On Dynamic Subset Difference Revocation Scheme
Weifeng Chen1 , Zihui Ge2 , Chun Zhang1 , Jim Kurose1 , Don Towsley1
1 Department of Computer Science University of Massachusetts, Amherst fchenwf, czhang, kurose,
[email protected] 2 AT&T Labs-Research, Florham Park, NJ 07932
[email protected]
Abstract Subset Difference Revocation (SDR) [7] has been proposed to perform group rekeying in a stateless manner. However, statelessness comes at a cost in terms of key storage and messaging overhead when the number of currently active members is much smaller than the number of potential group members [3]. In this paper, we propose a dynamic SDR scheme to address these two problems.
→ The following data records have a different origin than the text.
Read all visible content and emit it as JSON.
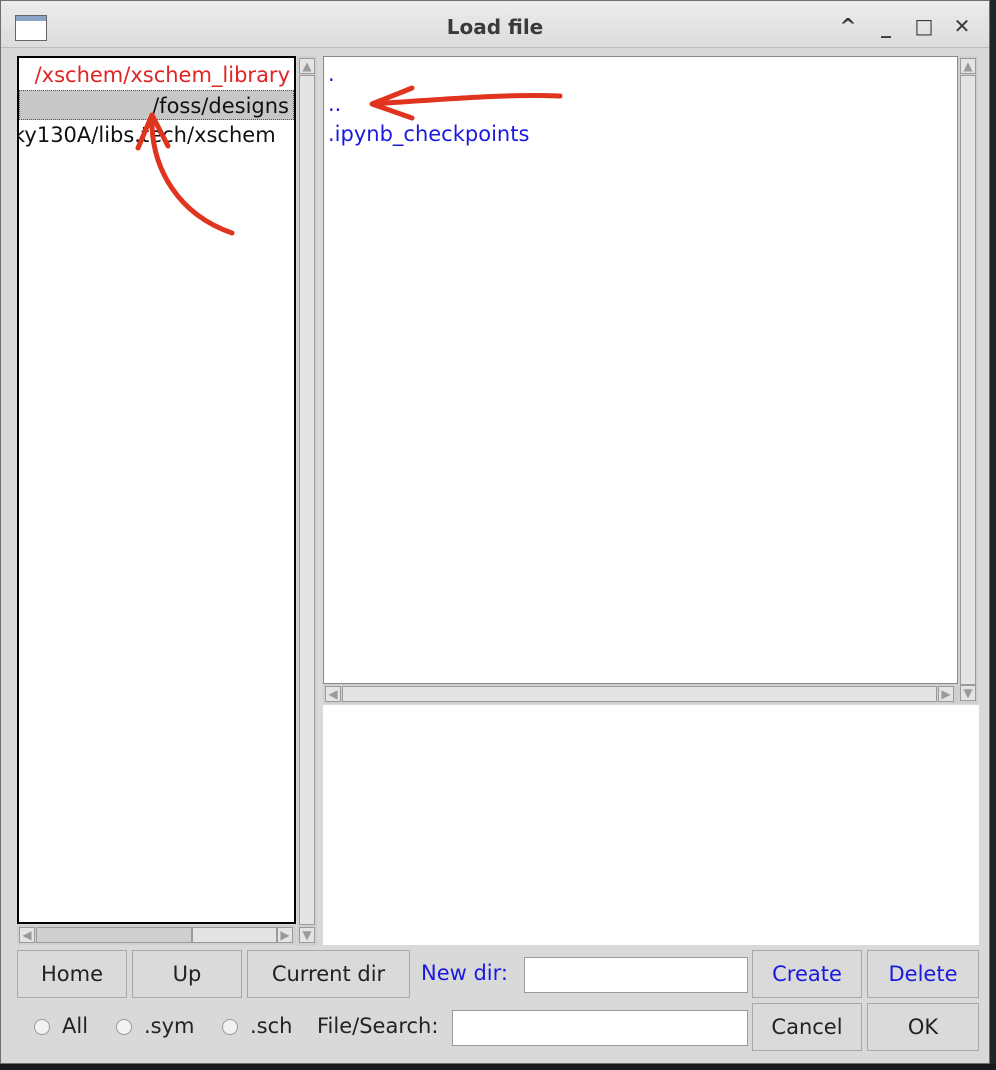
{
  "window": {
    "title": "Load file"
  },
  "titlebar_buttons": [
    "^",
    "_",
    "□",
    "✕"
  ],
  "dir_list": {
    "items": [
      {
        "text": "/xschem/xschem_library",
        "color": "#e02424"
      },
      {
        "text": "/foss/designs",
        "color": "#111111",
        "selected": true
      },
      {
        "text": "ky130A/libs.tech/xschem",
        "color": "#111111"
      }
    ]
  },
  "file_list": {
    "items": [
      ".",
      "..",
      ".ipynb_checkpoints"
    ]
  },
  "toolbar": {
    "home": "Home",
    "up": "Up",
    "current_dir": "Current dir",
    "new_dir_label": "New dir:",
    "create": "Create",
    "delete": "Delete",
    "cancel": "Cancel",
    "ok": "OK",
    "file_search_label": "File/Search:",
    "new_dir_value": "",
    "file_search_value": ""
  },
  "filters": [
    {
      "label": "All"
    },
    {
      "label": ".sym"
    },
    {
      "label": ".sch"
    }
  ],
  "colors": {
    "accent_blue": "#1a1adf",
    "annotation_red": "#e0341e"
  }
}
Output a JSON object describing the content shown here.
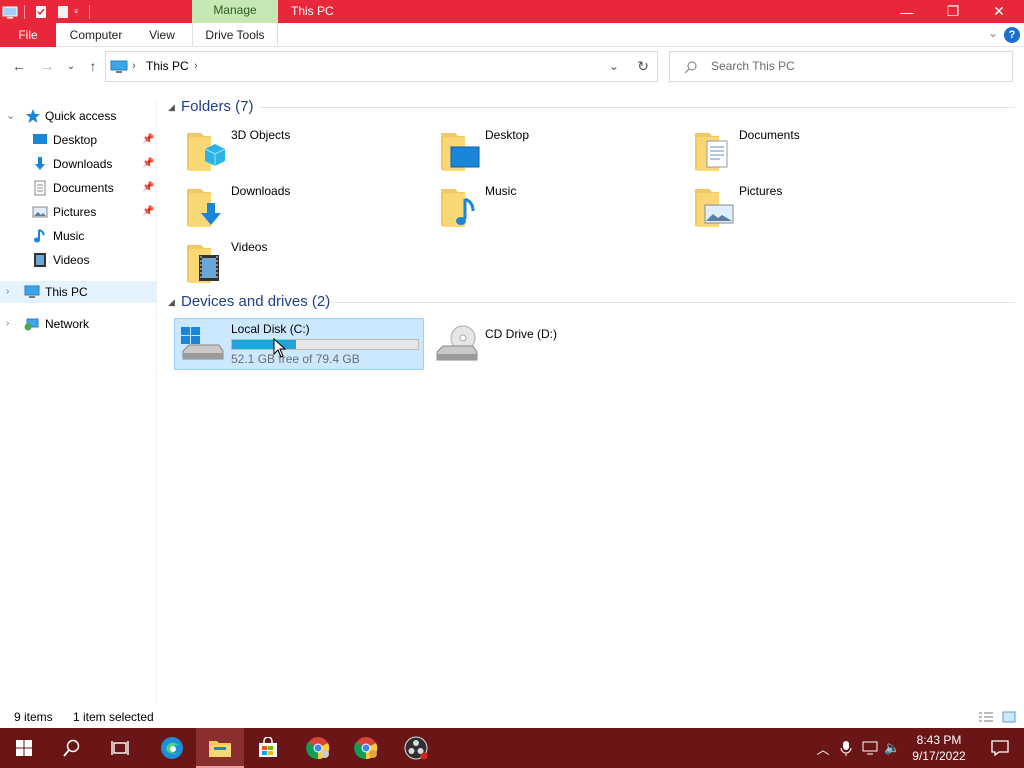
{
  "window": {
    "title": "This PC",
    "context_tab": "Manage",
    "controls": {
      "minimize": "—",
      "maximize": "❐",
      "close": "✕"
    }
  },
  "ribbon": {
    "tabs": [
      {
        "label": "File"
      },
      {
        "label": "Computer"
      },
      {
        "label": "View"
      },
      {
        "label": "Drive Tools"
      }
    ],
    "help": "?"
  },
  "address_bar": {
    "crumb": "This PC"
  },
  "search": {
    "placeholder": "Search This PC"
  },
  "nav_pane": {
    "quick_access": "Quick access",
    "quick_items": [
      {
        "label": "Desktop",
        "icon": "desktop-icon",
        "pinned": true
      },
      {
        "label": "Downloads",
        "icon": "downloads-icon",
        "pinned": true
      },
      {
        "label": "Documents",
        "icon": "documents-icon",
        "pinned": true
      },
      {
        "label": "Pictures",
        "icon": "pictures-icon",
        "pinned": true
      },
      {
        "label": "Music",
        "icon": "music-icon",
        "pinned": false
      },
      {
        "label": "Videos",
        "icon": "videos-icon",
        "pinned": false
      }
    ],
    "this_pc": "This PC",
    "network": "Network"
  },
  "content": {
    "folders_header": "Folders (7)",
    "folders": [
      {
        "name": "3D Objects",
        "icon": "3d-objects-folder-icon"
      },
      {
        "name": "Desktop",
        "icon": "desktop-folder-icon"
      },
      {
        "name": "Documents",
        "icon": "documents-folder-icon"
      },
      {
        "name": "Downloads",
        "icon": "downloads-folder-icon"
      },
      {
        "name": "Music",
        "icon": "music-folder-icon"
      },
      {
        "name": "Pictures",
        "icon": "pictures-folder-icon"
      },
      {
        "name": "Videos",
        "icon": "videos-folder-icon"
      }
    ],
    "drives_header": "Devices and drives (2)",
    "drives": [
      {
        "name": "Local Disk (C:)",
        "free_text": "52.1 GB free of 79.4 GB",
        "used_fraction": 0.344,
        "selected": true
      },
      {
        "name": "CD Drive (D:)",
        "selected": false
      }
    ]
  },
  "status": {
    "items": "9 items",
    "selection": "1 item selected"
  },
  "taskbar": {
    "clock_time": "8:43 PM",
    "clock_date": "9/17/2022"
  },
  "colors": {
    "accent": "#e8283a",
    "manage_tab": "#c7e8b5",
    "taskbar": "#6b1616",
    "selection": "#cce8ff",
    "drive_bar": "#26a0da",
    "group_header": "#1e3f8a"
  }
}
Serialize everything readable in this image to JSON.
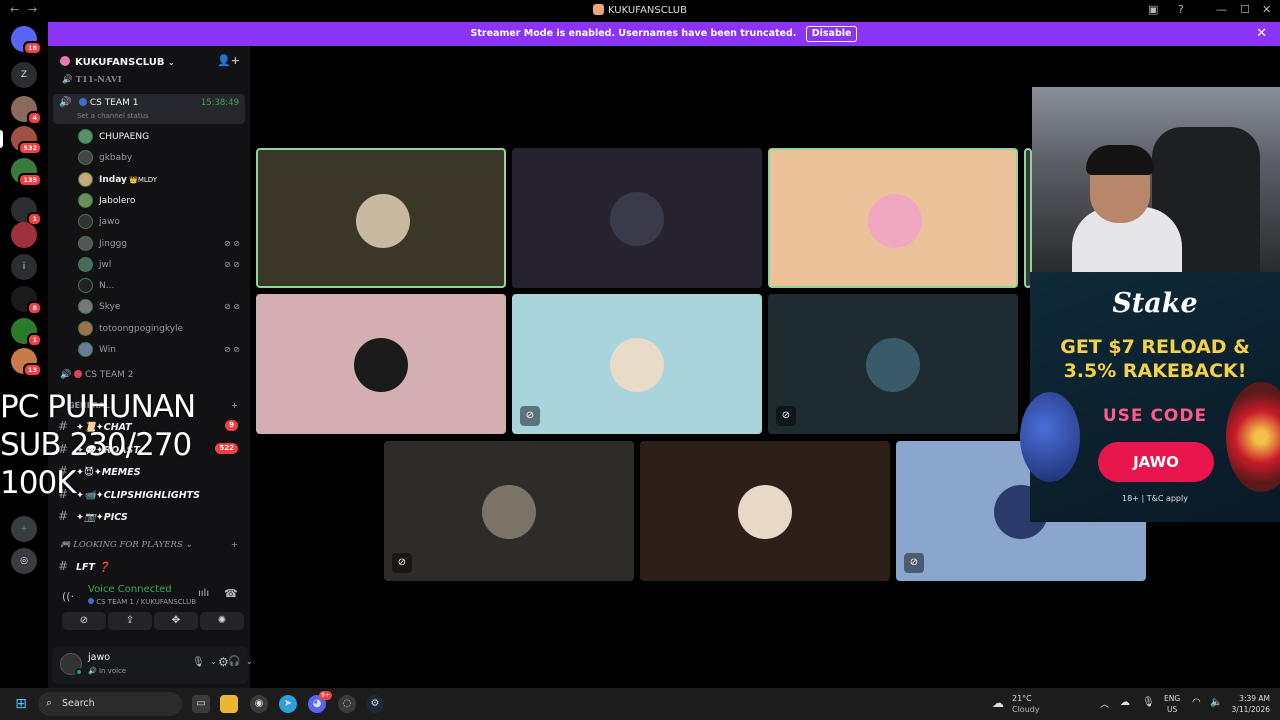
{
  "window": {
    "title": "KUKUFANSCLUB"
  },
  "banner": {
    "text": "Streamer Mode is enabled. Usernames have been truncated.",
    "button": "Disable"
  },
  "guilds": [
    {
      "label": "",
      "badge": "18"
    },
    {
      "label": "Z",
      "badge": ""
    },
    {
      "label": "",
      "badge": "4"
    },
    {
      "label": "",
      "badge": "532"
    },
    {
      "label": "",
      "badge": "135"
    },
    {
      "label": "",
      "badge": "1"
    },
    {
      "label": "",
      "badge": ""
    },
    {
      "label": "i",
      "badge": ""
    },
    {
      "label": "",
      "badge": "8"
    },
    {
      "label": "",
      "badge": "1"
    },
    {
      "label": "",
      "badge": "13"
    }
  ],
  "server": {
    "name": "KUKUFANSCLUB"
  },
  "sidebar": {
    "top_channel": "T11-NAVI",
    "voice_channel": {
      "name": "CS TEAM 1",
      "timer": "15:38:49",
      "status": "Set a channel status"
    },
    "members": [
      {
        "name": "CHUPAENG",
        "muted": false,
        "color": "#5a8f6b"
      },
      {
        "name": "gkbaby",
        "muted": false,
        "color": "#444"
      },
      {
        "name": "Inday",
        "tag": "MLDY",
        "muted": false,
        "color": "#c9a97a"
      },
      {
        "name": "Jabolero",
        "muted": false,
        "color": "#6b8f5a"
      },
      {
        "name": "jawo",
        "muted": false,
        "color": "#333"
      },
      {
        "name": "Jinggg",
        "muted": true,
        "color": "#555"
      },
      {
        "name": "jwl",
        "muted": true,
        "color": "#4a6a5a"
      },
      {
        "name": "N...",
        "muted": false,
        "color": "#222"
      },
      {
        "name": "Skye",
        "muted": true,
        "color": "#777"
      },
      {
        "name": "totoongpogingkyle",
        "muted": false,
        "color": "#a0704a"
      },
      {
        "name": "Win",
        "muted": true,
        "color": "#6a7a9a"
      }
    ],
    "voice_channel_2": "CS TEAM 2",
    "category_1": "GENERAL",
    "text_channels": [
      {
        "name": "✦📜✦CHAT",
        "badge": "9"
      },
      {
        "name": "✦💬✦ROAST",
        "badge": "522"
      },
      {
        "name": "✦😈✦MEMES",
        "badge": ""
      },
      {
        "name": "✦📹✦CLIPSHIGHLIGHTS",
        "badge": ""
      },
      {
        "name": "✦📷✦PICS",
        "badge": ""
      }
    ],
    "category_2": "🎮 LOOKING FOR PLAYERS",
    "lft_channel": "LFT ❓"
  },
  "voice_panel": {
    "status": "Voice Connected",
    "location": "CS TEAM 1 / KUKUFANSCLUB"
  },
  "user_panel": {
    "name": "jawo",
    "status": "In voice"
  },
  "overlay": {
    "line1": "PC PUHUNAN",
    "line2": "SUB 230/270",
    "line3": "100K"
  },
  "tiles": [
    {
      "bg": "#3a3628",
      "speaking": true,
      "muted": false,
      "face": "#c9b9a0"
    },
    {
      "bg": "#26222f",
      "speaking": false,
      "muted": false,
      "face": "#3a3a4a"
    },
    {
      "bg": "#ecc29a",
      "speaking": true,
      "muted": false,
      "face": "#f0a8c0"
    },
    {
      "bg": "#d4aeb0",
      "speaking": false,
      "muted": false,
      "face": "#1a1a1a"
    },
    {
      "bg": "#a8d4dc",
      "speaking": false,
      "muted": true,
      "face": "#e8dcc8"
    },
    {
      "bg": "#1e2b30",
      "speaking": false,
      "muted": true,
      "face": "#3a5a6a"
    },
    {
      "bg": "#2e2c28",
      "speaking": false,
      "muted": true,
      "face": "#7a7468"
    },
    {
      "bg": "#2e2018",
      "speaking": false,
      "muted": false,
      "face": "#e8d8c8"
    },
    {
      "bg": "#8aa6cc",
      "speaking": false,
      "muted": true,
      "face": "#2a3a6a"
    }
  ],
  "ad": {
    "brand": "Stake",
    "headline1": "GET $7 RELOAD &",
    "headline2": "3.5% RAKEBACK!",
    "use_code": "USE CODE",
    "code": "JAWO",
    "fine": "18+ | T&C apply"
  },
  "taskbar": {
    "search": "Search",
    "weather_temp": "21°C",
    "weather_desc": "Cloudy",
    "lang1": "ENG",
    "lang2": "US",
    "time": "3:39 AM",
    "date": "3/11/2026",
    "discord_badge": "9+"
  }
}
Briefly, rather than maintaining a large static key tree that can accommodate all potential group members, we use a smaller dynamic key tree for only currently active members. We dynamically assign current members to the positions in the key tree rather than using fixed pre-assignment. The smaller key tree requires less key storage and dynamic assignment achieves a smaller rekeying cost. We also describe enhancements to dynamic SDR that further improve performance. Our evaluation shows that the dynamic scheme significantly improves the performance of SDR, reducing by half the rekey communication cost in the case that the number of the currently active members is much less than the total number of potential members. Also, compared to the SDR in [7], dynamic SDR does not need to know the maximum number of potential group members in advance, a value that can be difficult to estimate in practice.